When adult people are slumped over motionless in doorways, it’s easier to distance yourself; to make it a “us” and “them” situation.  We all compartmentalize to some extent as a mental survival mechanism.  The world is full of many things both inside and outside of our control and we place our thoughts and feelings in the bins they need to go in so that we can keep functioning within the narrow scope of our individual lives.

A mystery person (probably a relative) in a photograph taken at a studio at 7th and Vine St. in Cincinnati

A mystery person (probably a relative) in a photograph taken near Over-the-Rhine at Young & Carl photo studio at 7th and Vine St. in Cincinnati (Family Photo Reunion says this studio was in operation at this location between 1895 and 1915)

For months now I’ve placed Over-the-Rhine in its historical bin – a curious look into a past place where my ancestors existed.  Neighborhood neglect has been both a blessing and a curse as many structures still exist, but many are also slowly crumbling away.  Taking a walking tour was a great chance to get to walk the streets my ancestors walked and to see the buildings they saw.  Place is a powerful component of the past.  Getting to see the Over-the-Rhine neighborhood with my own two eyes and feet seemed like the next best thing to climbing in a time machine.  But a very current place exists among the structures of a past time.  While the buildings were neglected and forgotten, so too were the communities that came to live in Over-the-Rhine.

I think that was the biggest shock of the decayed downtown core.  Most of the LA Skid Row individuals I’ve encountered are adults, while walking around Over-the-Rhine felt more like seeing the inside of a multigenerational community existing in spite of human and structural threats.  A group of little kids waved at us from an upper story window, while a gangly woman with a beaten face walked over to a man in a doorway, and a buff weightlifter parked his car along the sidewalk to blast some tunes while he hefted big metal dumbbells on the strip of concrete between sidewalk and asphalt.  This place is alive; people really live here.  (And I don’t mean to knock LA’s Skid Row as a place where people don’t live – it just has a much more transient feel to it, unlike the very rooted feeling of Over-the-Rhine.)

At the beginning of this I mentioned “shame” as one of the feelings percolating in my mind.  I’ve written about the idea of the legacy of historical shame in the past (Legacy Guilt), and I think I’ve come around to a good psychological place on personal genealogical issues.  Despite this, I am still working on finding some level of acceptance in confronting bigger picture injustices that were created by past discrimination and neglect and are perpetuated today.  Like dealing with my personal family history, the bigger family history of humanity (and American humanity in particular) is something that I can’t change.

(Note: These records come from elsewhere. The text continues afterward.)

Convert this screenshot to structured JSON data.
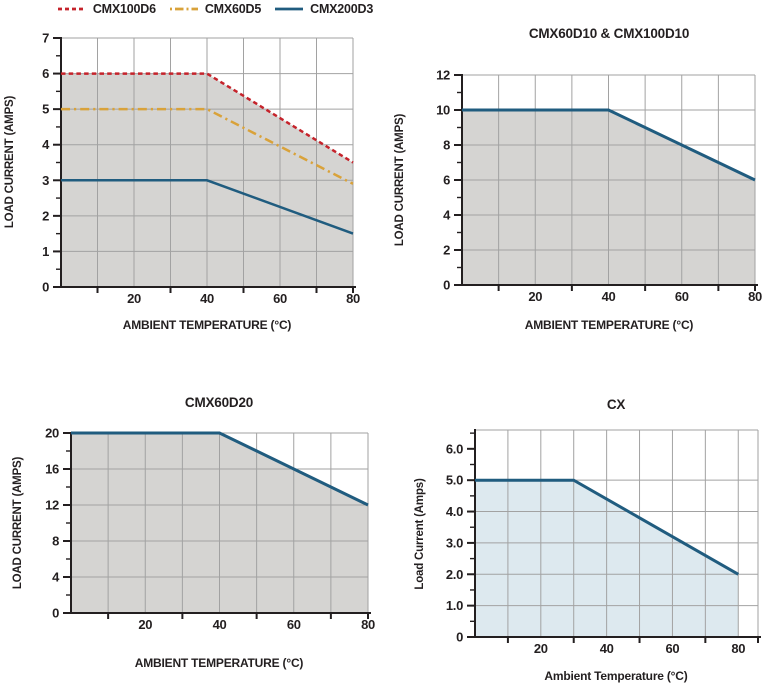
{
  "page": {
    "background": "#ffffff"
  },
  "colors": {
    "red": "#c5232b",
    "orange": "#d9a23a",
    "blue": "#205c7f",
    "gray_fill": "#d5d4d2",
    "blue_fill": "#dde9ef",
    "grid": "#a2a2a2",
    "axis": "#231f20",
    "text": "#231f20"
  },
  "chart_data": [
    {
      "id": "cmx100d6-cmx60d5-cmx200d3",
      "type": "line",
      "title": "",
      "xlabel": "AMBIENT TEMPERATURE (°C)",
      "ylabel": "LOAD CURRENT (AMPS)",
      "xlim": [
        0,
        80
      ],
      "ylim": [
        0,
        7
      ],
      "legend_position": "top",
      "legend": [
        {
          "label": "CMX100D6",
          "color": "red",
          "style": "dashed"
        },
        {
          "label": "CMX60D5",
          "color": "orange",
          "style": "dashdot"
        },
        {
          "label": "CMX200D3",
          "color": "blue",
          "style": "solid"
        }
      ],
      "x_tick_labels": [
        {
          "v": 20,
          "label": "20"
        },
        {
          "v": 40,
          "label": "40"
        },
        {
          "v": 60,
          "label": "60"
        },
        {
          "v": 80,
          "label": "80"
        }
      ],
      "x_minor_ticks": [
        10,
        30,
        50,
        70,
        80
      ],
      "y_tick_labels": [
        {
          "v": 0,
          "label": "0"
        },
        {
          "v": 1,
          "label": "1"
        },
        {
          "v": 2,
          "label": "2"
        },
        {
          "v": 3,
          "label": "3"
        },
        {
          "v": 4,
          "label": "4"
        },
        {
          "v": 5,
          "label": "5"
        },
        {
          "v": 6,
          "label": "6"
        },
        {
          "v": 7,
          "label": "7"
        }
      ],
      "y_minor_ticks": [
        0.5,
        1.5,
        2.5,
        3.5,
        4.5,
        5.5,
        6.5
      ],
      "grid_x": [
        10,
        20,
        30,
        40,
        50,
        60,
        70
      ],
      "grid_y": [
        1,
        2,
        3,
        4,
        5,
        6
      ],
      "fill": {
        "color": "gray_fill",
        "points": [
          [
            0,
            0
          ],
          [
            0,
            6
          ],
          [
            40,
            6
          ],
          [
            80,
            3.5
          ],
          [
            80,
            0
          ]
        ]
      },
      "series": [
        {
          "name": "CMX100D6",
          "color": "red",
          "style": "dashed",
          "points": [
            [
              0,
              6
            ],
            [
              40,
              6
            ],
            [
              80,
              3.5
            ]
          ]
        },
        {
          "name": "CMX60D5",
          "color": "orange",
          "style": "dashdot",
          "points": [
            [
              0,
              5
            ],
            [
              40,
              5
            ],
            [
              80,
              2.9
            ]
          ]
        },
        {
          "name": "CMX200D3",
          "color": "blue",
          "style": "solid",
          "points": [
            [
              0,
              3
            ],
            [
              40,
              3
            ],
            [
              80,
              1.5
            ]
          ]
        }
      ]
    },
    {
      "id": "cmx60d10-cmx100d10",
      "type": "line",
      "title": "CMX60D10 & CMX100D10",
      "xlabel": "AMBIENT TEMPERATURE (°C)",
      "ylabel": "LOAD CURRENT (AMPS)",
      "xlim": [
        0,
        80
      ],
      "ylim": [
        0,
        12
      ],
      "x_tick_labels": [
        {
          "v": 20,
          "label": "20"
        },
        {
          "v": 40,
          "label": "40"
        },
        {
          "v": 60,
          "label": "60"
        },
        {
          "v": 80,
          "label": "80"
        }
      ],
      "x_minor_ticks": [
        10,
        30,
        50,
        70,
        80
      ],
      "y_tick_labels": [
        {
          "v": 0,
          "label": "0"
        },
        {
          "v": 2,
          "label": "2"
        },
        {
          "v": 4,
          "label": "4"
        },
        {
          "v": 6,
          "label": "6"
        },
        {
          "v": 8,
          "label": "8"
        },
        {
          "v": 10,
          "label": "10"
        },
        {
          "v": 12,
          "label": "12"
        }
      ],
      "y_minor_ticks": [
        1,
        3,
        5,
        7,
        9,
        11
      ],
      "grid_x": [
        10,
        20,
        30,
        40,
        50,
        60,
        70
      ],
      "grid_y": [
        2,
        4,
        6,
        8,
        10
      ],
      "fill": {
        "color": "gray_fill",
        "points": [
          [
            0,
            0
          ],
          [
            0,
            10
          ],
          [
            40,
            10
          ],
          [
            80,
            6
          ],
          [
            80,
            0
          ]
        ]
      },
      "series": [
        {
          "name": "CMX60D10 & CMX100D10",
          "color": "blue",
          "style": "solid",
          "points": [
            [
              0,
              10
            ],
            [
              40,
              10
            ],
            [
              80,
              6
            ]
          ]
        }
      ]
    },
    {
      "id": "cmx60d20",
      "type": "line",
      "title": "CMX60D20",
      "xlabel": "AMBIENT TEMPERATURE (°C)",
      "ylabel": "LOAD CURRENT (AMPS)",
      "xlim": [
        0,
        80
      ],
      "ylim": [
        0,
        20
      ],
      "x_tick_labels": [
        {
          "v": 20,
          "label": "20"
        },
        {
          "v": 40,
          "label": "40"
        },
        {
          "v": 60,
          "label": "60"
        },
        {
          "v": 80,
          "label": "80"
        }
      ],
      "x_minor_ticks": [
        10,
        30,
        50,
        70,
        80
      ],
      "y_tick_labels": [
        {
          "v": 0,
          "label": "0"
        },
        {
          "v": 4,
          "label": "4"
        },
        {
          "v": 8,
          "label": "8"
        },
        {
          "v": 12,
          "label": "12"
        },
        {
          "v": 16,
          "label": "16"
        },
        {
          "v": 20,
          "label": "20"
        }
      ],
      "y_minor_ticks": [
        2,
        6,
        10,
        14,
        18
      ],
      "grid_x": [
        10,
        20,
        30,
        40,
        50,
        60,
        70
      ],
      "grid_y": [
        4,
        8,
        12,
        16
      ],
      "fill": {
        "color": "gray_fill",
        "points": [
          [
            0,
            0
          ],
          [
            0,
            20
          ],
          [
            40,
            20
          ],
          [
            80,
            12
          ],
          [
            80,
            0
          ]
        ]
      },
      "series": [
        {
          "name": "CMX60D20",
          "color": "blue",
          "style": "solid",
          "points": [
            [
              0,
              20
            ],
            [
              40,
              20
            ],
            [
              80,
              12
            ]
          ]
        }
      ]
    },
    {
      "id": "cx",
      "type": "line",
      "title": "CX",
      "xlabel": "Ambient Temperature (°C)",
      "ylabel": "Load Current (Amps)",
      "xlim": [
        0,
        86
      ],
      "ylim": [
        0,
        6.6
      ],
      "x_tick_labels": [
        {
          "v": 20,
          "label": "20"
        },
        {
          "v": 40,
          "label": "40"
        },
        {
          "v": 60,
          "label": "60"
        },
        {
          "v": 80,
          "label": "80"
        }
      ],
      "x_minor_ticks": [
        10,
        30,
        50,
        70,
        86
      ],
      "y_tick_labels": [
        {
          "v": 0,
          "label": "0"
        },
        {
          "v": 1,
          "label": "1.0"
        },
        {
          "v": 2,
          "label": "2.0"
        },
        {
          "v": 3,
          "label": "3.0"
        },
        {
          "v": 4,
          "label": "4.0"
        },
        {
          "v": 5,
          "label": "5.0"
        },
        {
          "v": 6,
          "label": "6.0"
        }
      ],
      "y_minor_ticks": [
        0.5,
        1.5,
        2.5,
        3.5,
        4.5,
        5.5,
        6.5
      ],
      "grid_x": [
        10,
        20,
        30,
        40,
        50,
        60,
        70,
        80
      ],
      "grid_y": [
        1,
        2,
        3,
        4,
        5
      ],
      "fill": {
        "color": "blue_fill",
        "points": [
          [
            0,
            0
          ],
          [
            0,
            5
          ],
          [
            30,
            5
          ],
          [
            80,
            2
          ],
          [
            80,
            0
          ]
        ]
      },
      "series": [
        {
          "name": "CX",
          "color": "blue",
          "style": "solid",
          "points": [
            [
              0,
              5
            ],
            [
              30,
              5
            ],
            [
              80,
              2
            ]
          ]
        }
      ]
    }
  ]
}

Maybe at least increasing awareness is a good step in the right direction.  It definitely opened my eyes and made me want to know more, to see more, to understand more.  My inner optimist fell in love with the neighborhood and I feel hopeful that there is some sort of possible middle ground for Over-the-Rhine, where it can keep its roots but become a structurally and culturally safer place for the community to grow.

There are changes and movers and shakers working on the neighborhood, though there is always a fine line between saving buildings and bringing in money and pushing out those that live in the neighborhood.  Can gentrification be a positive for everyone involved?